If you want to compare what we did to Hitler and in Germany to what we
did to Saddam and in Iraq, I'm afraid you're going to have to buy the
whole analogy. We were an occupying force in Germany, Dr. Rice, and by
your logic, we're now an occupying force in Iraq. And if that's the way
you see it, you damn well better come out and tell the American people
so. Save your breath telling it to the Iraqis - most of them already buy
that part of the comparison.
"It would be like saying that after Adolf Hitler was overthrown, we
needed to change then, the resolution that allowed the United States to
do that, so that we could deal with creating a stable environment in
Europe after he was overthrown."
We already have a subjectively false comparison between Hitler and
Saddam. We already have a historically false comparison between Germany
and Iraq. We already have blissful ignorance by our secretary of state
about how this country got into the war against Hitler. But then there's
this part about changing "the resolution" about Iraq; that it would
be
as ridiculous in the secretary's eyes as saying that after Hitler was
defeated, we needed to go back to Congress to "deal with creating a
stable environment in Europe after he was overthrown."

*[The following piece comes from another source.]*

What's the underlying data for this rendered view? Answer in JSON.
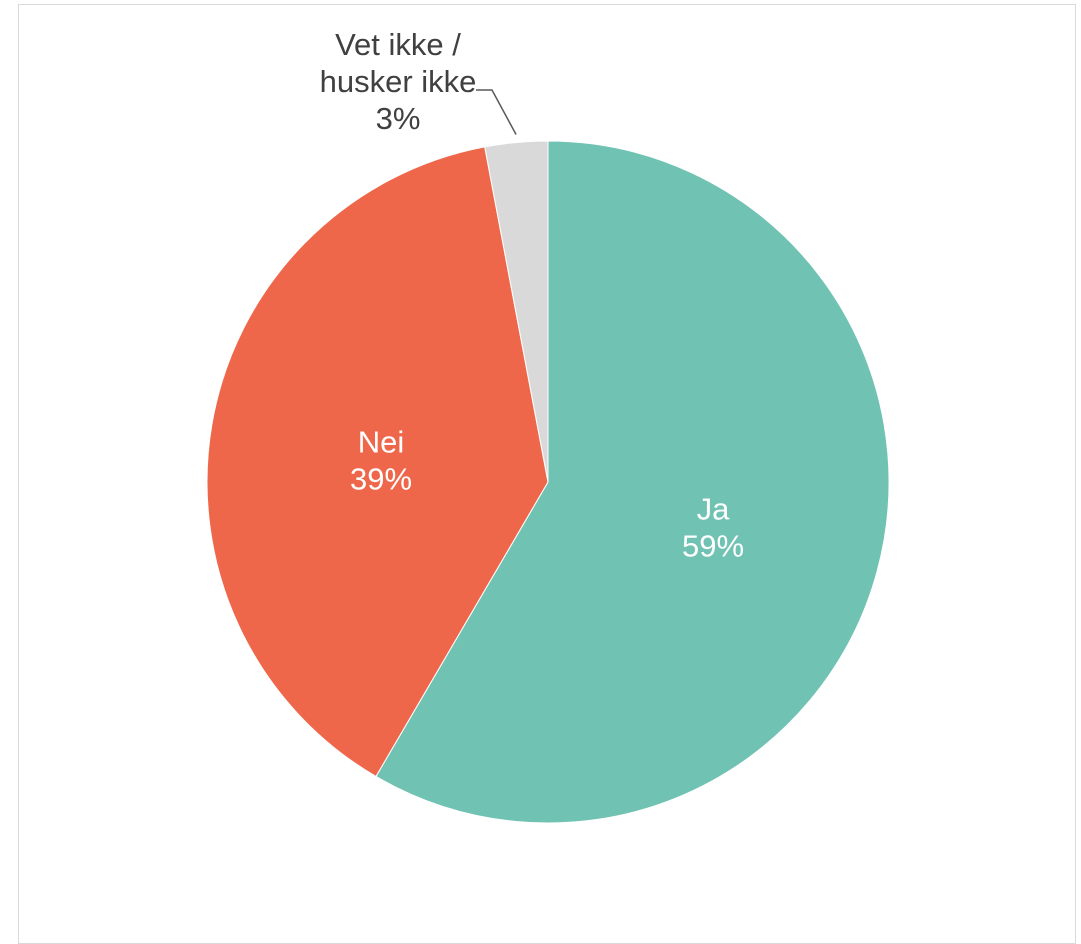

Oh, good grief, Secretary Rice, that's exactly what we did do! We went
back to Congress to deal with creating a stable environment in Europe
after Hitler was overthrown! It was called the Marshall Plan.
Marshall!
Gen. George Catlett Marshall!
Secretary of state!
The job you have now!
C'mon!
Twelve billion, 400 thousand dollars to stabilize all of Europe
economically - to keep the next enemies of freedom, the Russians, out
and democracy in! And how do you suppose that happened? The president of
the United States went back to Congress and asked it for a new
authorization and for the money. And do you have any idea, Madame
Secretary, who opposed him when he did that? The Republicans!
"We've spent enough money in Europe," said Sen. Robert Taft of Ohio.
"We've spent enough of our resources," said former President Hoover.
It's time to pull out of there! As they stand up, we'll stand down!
This administration has long thought otherwise, but you can't
cherry-pick life - whether life in 2007, or life in the history page
marked 1945. You can't keep the facts that fit your prejudices and throw
out the ones that destroy your theories. And if you're going to try to
do that; if you still want to fool some people into thinking that Saddam
was Hitler, and once we gave FDR that blank check in Germany he was no
longer subject to the laws of Congress or gravity or physics, at least
stop humiliating us.
Get your facts straight. Use the Google!
You've been on Fox News Sunday, Secretary Rice. The Fox network has got
another show premiering Tuesday night. You could go on that one, too. It
might be a better fit. It's called "Are You Smarter Than A Fifth Grader?"